Apparently, the other fellow came up beside him. This wasn’t the inconsiderate part but then apparently he started fishing. Imagine that. Even that wasn’t the problem. It wasn’t a problem that they were fishing the same water, it wasn’t a problem they were standing 10 feet apart, the problem was that the other fellow wouldn’t wait for him to complete his cast, so they kept catching each other’s line. How inconsiderate. The fellow was nice but he kept casting to the water I was fishing so I decided it was time to go, again.

I made several steps down stream with every intention of leaving when I saw a few fish taking dries on the far bank. Fish always seem smaller to me when seen in the water, it must be the refraction of the water. I figured they were simply little 8 and 10 inch fish. I cut my hare’s ear off and tied on a small parachute Adams. All day I’d seen caddis and small mays flying around and now, late in the afternoon there was obvious midge action. I made a few casts and had several rejections. I thought for a minute and decided to tie on 6x. These fish had been hammered for the last two days and I figured they might be a bit leader shy. The 6x would also help me get a better drift with my short 7ft leader.

I drifted the fly right over the fish’s nose and it confidently sucked it in. The rise was slow and deliberate- a rise to a hatching midge or mayfly, something that wouldn’t be quick to fly away. My strike on the other hand was one reserved for a caddis induced rise, quick and sure. Too quick and I pulled the fly out of 3 fishes mouths before slowing my reaction time down. What’s worse is that once they were pricked by that parachute Adams, they wouldn’t take it again. Unfortunately, the parachute Adams was the only mayfly imitation that I had in my box. I had my leaf of confident flies and my leaf of ant imitations and the fish were not interested in ant, beetle or caddis imitations.

Enter the hat. I had a size 22 emerging black midge imitation stuck in the weave of my Cal Trout cap. It has a small post of white foam but doesn’t float high enough that I can actually see it. One of the fish on the far bank began to rise steadily and confidently again, slow deliberate porpoise rises. I made the cast, the fly landed I don’t know where, because I couldn’t see it. The fish rose, I waited for it to complete the rise and turn down and struck. It was text book. The fly embedded itself in the center of the upper jaw.
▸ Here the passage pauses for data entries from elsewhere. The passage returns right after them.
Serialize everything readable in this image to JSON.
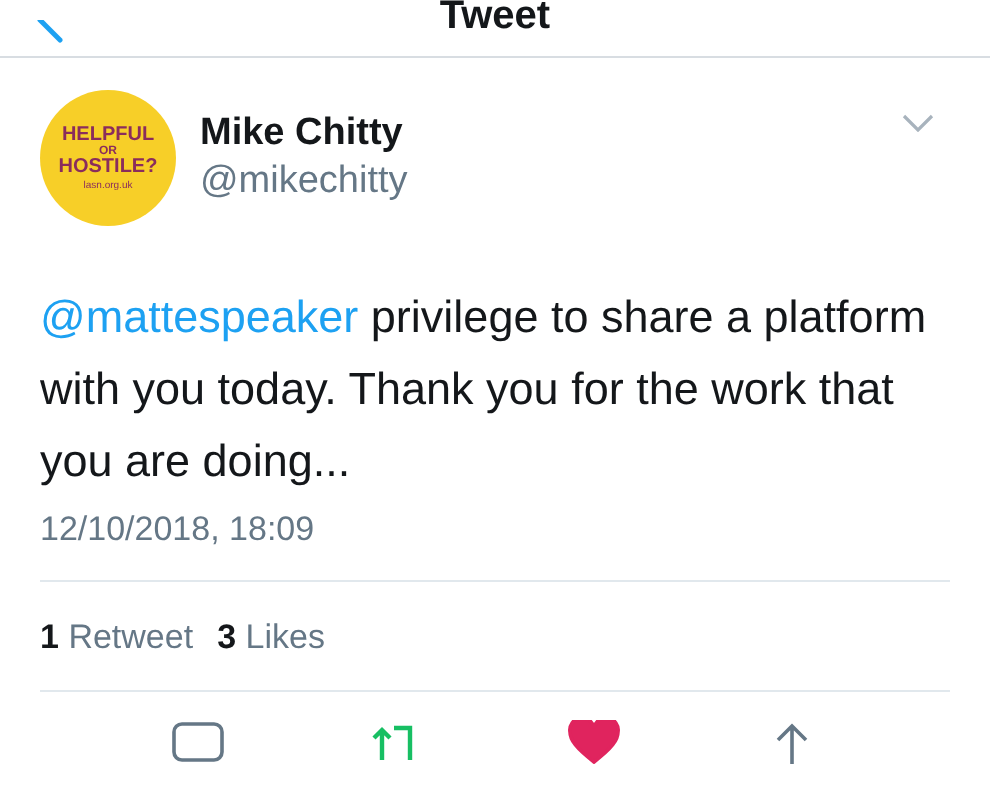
{
  "header": {
    "title": "Tweet"
  },
  "tweet": {
    "avatar": {
      "lines": [
        "HELPFUL",
        "OR",
        "HOSTILE?",
        "lasn.org.uk"
      ]
    },
    "name": "Mike Chitty",
    "handle": "@mikechitty",
    "mention": "@mattespeaker",
    "text": " privilege to share a platform with you today. Thank you for the work that you are doing...",
    "timestamp": "12/10/2018, 18:09"
  },
  "stats": [
    {
      "count": "1",
      "label": "Retweet"
    },
    {
      "count": "3",
      "label": "Likes"
    }
  ],
  "actions": {
    "retweeted": true,
    "liked": true
  }
}
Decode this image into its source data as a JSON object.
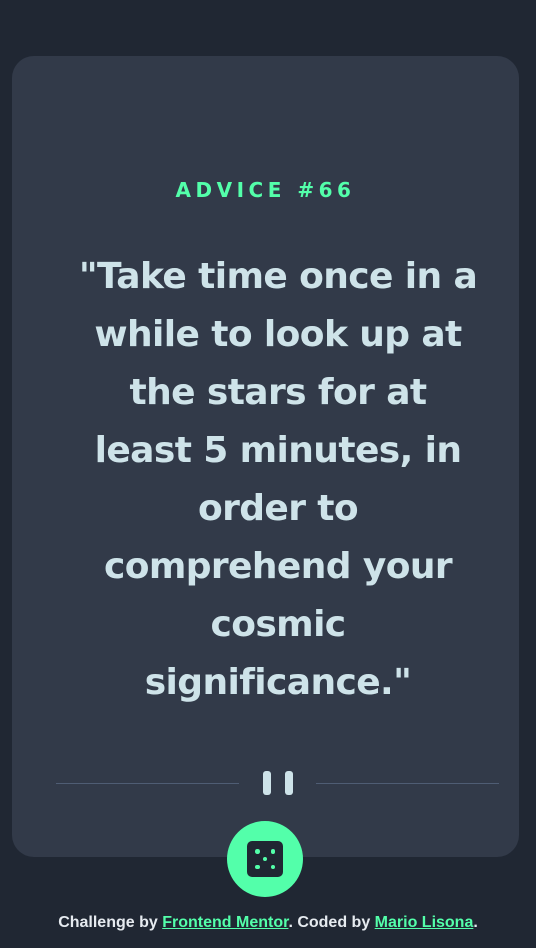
{
  "advice": {
    "label": "ADVICE #66",
    "quote": "\"Take time once in a while to look up at the stars for at least 5 minutes, in order to comprehend your cosmic significance.\""
  },
  "divider": {
    "icon": "pause-icon"
  },
  "dice_button": {
    "icon": "dice-icon"
  },
  "footer": {
    "prefix": "Challenge by ",
    "challenge_link": "Frontend Mentor",
    "middle": ". Coded by ",
    "author_link": "Mario Lisona",
    "suffix": "."
  },
  "colors": {
    "background": "#202733",
    "card": "#323a49",
    "accent": "#53ffaa",
    "text": "#cee3e9",
    "divider": "#4f5d74"
  }
}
I landed this fish and was shocked when the fish I thought was 8 inches turned out to be a skinny 13 inches.

I was now officially out of my lackadaisical mood  and in full fish predator mode. I was having too much fun to leave now. I took a few steps up stream and peered into the water. A fish moved. “I see you.” I saw two fish actually, one very close to me and the other on the far side of the stream below a rock. Both were perfectly camouflaged but their occasional movement gave them away. I worked both fish for a long while. The near fish simply wasn’t interested. The distant fish had followed my fly a couple of times; I simply hadn’t had a great drift.

Confident that I could catch this second fish, I took a step upstream and made a cast a foot farther upstream with a little more slack. I had switched back to the Adams; I could see it and I hadn’t yet pricked this fish. Out of the shadows above my target a fish, a much larger fish slowly turned, that slow deliberate turn that only big fish do. It expended no energy and simply turned with the current.

It was a slow motion affair and just as my fly started to drag a huge head slowly rose to the surface and sucked it in. I paused and a big pressure wave hit the surface as I set the hook. The fish gave me and my little 3wt quite a tussle and as I held my leader in my hand, waiting for the fish to stop rolling around and splashing at my feet, it bumped a rock, the fly released and the fish was gone. I was happy with that. I’ll never really know how big that fish was but it really doesn’t matter. The memory of that fish turning to inhale the small Adams made the day and will be one of many from this surprising little put and take fishery.